La pintura fue expuesta por primera vez en 1934, en la galería parisiense de Pierre Loeb, pero no en la sala principal, sino en un pequeño cuarto trasero al que sólo unos pocos asistentes tenían acceso. Al poco tiempo fue adquirida por James Thrall Soby, un coleccionista de arte que la mantuvo oculta en un depósito, negándose a mencionarla en sus escritos sobre Balthus y mucho menos a exponerla con el resto de su colección. El cuadro cambió de manos. Perteneció al chileno Roberto Matta y pasó luego a formar parte de la colección de Pierre Matisse, que lo expuso en 1977 con enorme éxito. Cientos de personas pasaron por su galería neoyorquina sólo para ver ese cuadro. Matisse intentó donar la pintura al Moma, pero tras cinco años oculta en un depósito, Blanchette Rockefeller, escandalizada ante lo que le pareció una aberración, hizo que la devolvieran. Después de varias transacciones, la obra fue finalmente vendida a un magnate anónimo. La complicidad de Balthus aseguró que nadie supiera en qué ciudad del mundo se encontraba ni a quién pertenecía, lo cual convirtió su visita en un ritual lleno de secretos y pactos de silencio. En 1994 se filtró que el comprador era un armador griego, Stavros Niarchos, y que el cuadro colgaba en una solitaria pared, frente a una cama nupcial, en la alcoba principal de un lujoso apartamento de Nueva York.

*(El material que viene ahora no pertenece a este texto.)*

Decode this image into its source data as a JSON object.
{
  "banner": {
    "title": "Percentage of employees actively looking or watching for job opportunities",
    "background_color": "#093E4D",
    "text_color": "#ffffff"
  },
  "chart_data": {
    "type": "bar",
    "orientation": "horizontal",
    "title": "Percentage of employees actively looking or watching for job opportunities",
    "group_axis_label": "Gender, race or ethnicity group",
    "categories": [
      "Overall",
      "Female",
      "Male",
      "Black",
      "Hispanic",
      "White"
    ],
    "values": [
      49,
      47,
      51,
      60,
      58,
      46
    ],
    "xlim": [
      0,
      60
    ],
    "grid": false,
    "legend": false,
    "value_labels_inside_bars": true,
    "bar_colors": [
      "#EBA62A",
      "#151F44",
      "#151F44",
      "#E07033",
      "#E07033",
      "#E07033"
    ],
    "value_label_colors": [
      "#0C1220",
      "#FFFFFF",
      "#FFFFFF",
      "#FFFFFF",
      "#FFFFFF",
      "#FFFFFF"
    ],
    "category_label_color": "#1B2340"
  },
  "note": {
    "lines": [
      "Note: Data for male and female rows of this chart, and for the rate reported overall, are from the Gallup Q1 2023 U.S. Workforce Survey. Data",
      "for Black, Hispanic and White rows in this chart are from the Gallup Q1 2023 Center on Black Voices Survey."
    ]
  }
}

¿Qué imagen podía despertar tanto recelo? La lección de guitarra muestra una de las escenas eróticas más inquietantes jamás pintadas. Imitando la postura de una Pietà, Balthus creó una imagen de dominación en la que una profesora de guitarra fuerza a su impúber alumna a yacer sobre sus piernas. Con la falda levantada y el sexo expuesto, la joven víctima se cuelga de la camisa de su maestra y le descubre un pecho. La mujer convierte a la niña en un instrumento, y su mano pulsa cuerdas invisibles en el interior de su muslo. La víctima se resiste y se entrega. No sabemos si sufre o si goza, ni si templa la camisa de su dómine defendiéndose o para acariciarle el pecho. La victimaria, cuyos rasgos faciales son sospechosamente similares a los de Balthus, entrecierra los ojos con la piedad y pasión que refleja la mirada de las vírgenes que sostienen el cuerpo magullado de Jesús. La lección de guitarra es blasfemo, es sádico, es lésbico, es pedófilo, pero no es esto, finalmente, lo que lo hace inquietante; imágenes así abundan. Lo que inquieta es el refinamiento de la pintura, su maestría formal, la habilidad del artista para crear una atmósfera en la que deseos y fantasías salvajes parecen normales y legítimas. Balthus, un falso aristócrata de gustos anacrónicos, no pintó lo que vivió sino lo que soñó. Sus cuadros no dan malas ideas. Recuerdan que las malas ideas ya están ahí, en la naturaleza de cada ser humano.